The install is the basic install. No surprises. Niran recommends clearing the settings and cache before installing/running the viewer. I did. So, I don’t know if it is or isn’t truly necessary.
The settings file is here:
I find the viewer gives me about 25 FPS with the viewer’s default settings.
The graphics settings panel is nothing like the SL panel or panels in other viewers. So, it took me some time to figure out how to get shadows turned on. With; the equivalent of Lighting & Shadows, Ambient Occlusion, and Sun/Moon shadows I drop down to 12 FPS, about the same as other viewers for me.
If you notice Inara’s FPS is much higher than mine. A friend of mine is starting to work with nVidia to see why there is such a difference. May be I’ll get some answers. GLViewer, an OpenGL tool, is showing 4 errors with my nVidia install. Apparently in 2007 and 2009 there were lots of similar problems nVidia’s OpenGL driver. If he finds a fix for me, I’ll write it up.
Inara’s review discusses the revised user interface in 1.33. Changes happen so fast in Niran’s UI I can never find anything. I spend way too much time looking for controls. Plus some control names change and differ from the standard Linden viewers. While some controls are named more technically accurate, one still has figure out what corresponds to which. I have to spend time figuring out which control is what and some controls are hidden until you enable another feature, which can be confusing when you are looking for a specific control.
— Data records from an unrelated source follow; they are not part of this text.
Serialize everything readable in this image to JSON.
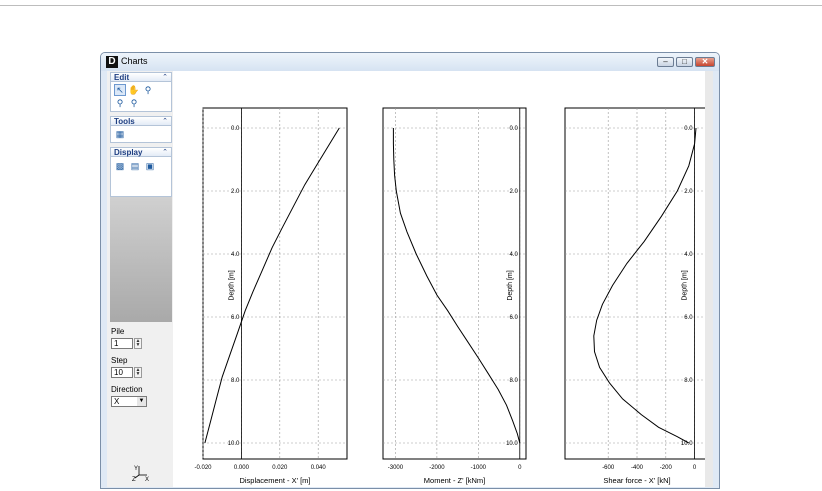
{
  "window": {
    "title": "Charts",
    "app_icon_letter": "D"
  },
  "left_panel": {
    "edit": {
      "title": "Edit",
      "tools": [
        "select-arrow-icon",
        "hand-pan-icon",
        "zoom-icon",
        "zoom-in-icon",
        "zoom-out-icon"
      ]
    },
    "tools": {
      "title": "Tools",
      "tools": [
        "chart-tool-icon"
      ]
    },
    "display": {
      "title": "Display",
      "tools": [
        "display-fit-icon",
        "display-page-icon",
        "display-export-icon"
      ]
    },
    "pile": {
      "label": "Pile",
      "value": "1"
    },
    "step": {
      "label": "Step",
      "value": "10"
    },
    "direction": {
      "label": "Direction",
      "value": "X"
    },
    "axes_labels": {
      "y": "Y",
      "z": "Z",
      "x": "X"
    }
  },
  "chart_data": [
    {
      "type": "line",
      "xlabel": "Displacement - X' [m]",
      "ylabel": "Depth [m]",
      "xlim": [
        -0.02,
        0.055
      ],
      "xticks": [
        -0.02,
        0.0,
        0.02,
        0.04
      ],
      "xtick_labels": [
        "-0.020",
        "0.000",
        "0.020",
        "0.040"
      ],
      "ylim": [
        0,
        10
      ],
      "yticks": [
        0,
        2,
        4,
        6,
        8,
        10
      ],
      "ytick_labels": [
        "0.0",
        "2.0",
        "4.0",
        "6.0",
        "8.0",
        "10.0"
      ],
      "y_inverted": true,
      "grid": true,
      "x": [
        0.051,
        0.045,
        0.039,
        0.033,
        0.027,
        0.021,
        0.016,
        0.011,
        0.006,
        0.002,
        -0.002,
        -0.006,
        -0.01,
        -0.013,
        -0.016,
        -0.019
      ],
      "y": [
        0,
        0.6,
        1.2,
        1.8,
        2.5,
        3.2,
        3.8,
        4.5,
        5.2,
        5.8,
        6.5,
        7.2,
        7.9,
        8.6,
        9.3,
        10
      ]
    },
    {
      "type": "line",
      "xlabel": "Moment - Z' [kNm]",
      "ylabel": "Depth [m]",
      "xlim": [
        -3300,
        150
      ],
      "xticks": [
        -3000,
        -2000,
        -1000,
        0
      ],
      "xtick_labels": [
        "-3000",
        "-2000",
        "-1000",
        "0"
      ],
      "ylim": [
        0,
        10
      ],
      "yticks": [
        0,
        2,
        4,
        6,
        8,
        10
      ],
      "ytick_labels": [
        "0.0",
        "2.0",
        "4.0",
        "6.0",
        "8.0",
        "10.0"
      ],
      "y_inverted": true,
      "grid": true,
      "x": [
        -3050,
        -3050,
        -3040,
        -3020,
        -2980,
        -2880,
        -2720,
        -2500,
        -2240,
        -2000,
        -1740,
        -1500,
        -1250,
        -1000,
        -760,
        -520,
        -320,
        -170,
        -60,
        0
      ],
      "y": [
        0,
        0.5,
        1.0,
        1.5,
        2.0,
        2.7,
        3.3,
        4.0,
        4.7,
        5.3,
        5.8,
        6.3,
        6.8,
        7.3,
        7.8,
        8.3,
        8.8,
        9.3,
        9.7,
        10
      ]
    },
    {
      "type": "line",
      "xlabel": "Shear force - X' [kN]",
      "ylabel": "Depth [m]",
      "xlim": [
        -900,
        100
      ],
      "xticks": [
        -600,
        -400,
        -200,
        0
      ],
      "xtick_labels": [
        "-600",
        "-400",
        "-200",
        "0"
      ],
      "ylim": [
        0,
        10
      ],
      "yticks": [
        0,
        2,
        4,
        6,
        8,
        10
      ],
      "ytick_labels": [
        "0.0",
        "2.0",
        "4.0",
        "6.0",
        "8.0",
        "10.0"
      ],
      "y_inverted": true,
      "grid": true,
      "x": [
        10,
        0,
        -40,
        -120,
        -230,
        -350,
        -470,
        -570,
        -640,
        -680,
        -700,
        -695,
        -660,
        -590,
        -500,
        -370,
        -250,
        -120,
        -40
      ],
      "y": [
        0,
        0.5,
        1.2,
        2.0,
        2.8,
        3.6,
        4.3,
        5.0,
        5.6,
        6.1,
        6.6,
        7.1,
        7.6,
        8.1,
        8.6,
        9.1,
        9.5,
        9.8,
        10
      ]
    }
  ]
}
Niran’s blog has video that shows many of the viewer’s behavior changes. If you have not used the viewer before, I suggest you watch the videos. Camera behaviors change. They are easy to get used to and once you get what is happening, it’s a nice change.
The Preference panels are animated in many places. That takes a little getting used to. It hid several settings from me until I realized how the panels work. I think this will be seen as a negative change by many. If you do not know which settings are dependent on others, you may never find some settings.
Depending on one’s view point, the changes and experiments are a good or bad thing. From my viewpoint, it means learning a new UI every couple of weeks. Not fun. Still there is a lot to be learned by innovating and experimenting. Those unhappy with the current interface in the LL and TPV’s should try Nirans Viewer.
Not only does Niran experiment with the user interface, the default Windlight and render settings vary too. This makes for striking skies, sun rises, and sets.
Clearing the settings moved me back to the viewers default camera position offset over the right shoulder. Since I mouse steer that change throws me a curve.
In Preferences (Ctrl-P) -> User Options (top tab) -> Advanced (bottom tab) is the camera offset settings. In the Linden viewers these are buried in the Debug Settings. So, it is nice to have them exposed in a settings panel in Preferences. Use can use the values to change the default location of the camera. In general the rendering is nice looking. I suppose whither you like it is a matter of personal taste.
You can use the Bottom Menu – View button to switch away from Shoulder Viewer to Rear View. Make sure you know which view you are in before editing the camera settings in Preferences.
Inara says she got a false positive alert with AVG anti-virus. My ESET didn’t have a problem with it. If your anti-virus fires off during install and complains, be sure to check that the file C:\Program Files\Nirans Viewer\slplugin.exe made it in. If your anti-virus blocked it or removed it, you’ll have problems running the viewer.
Niran’s is an excellent viewer. The render is nice and excellent for photography and machinima. The rapidly changing interface creates a constant learning curve.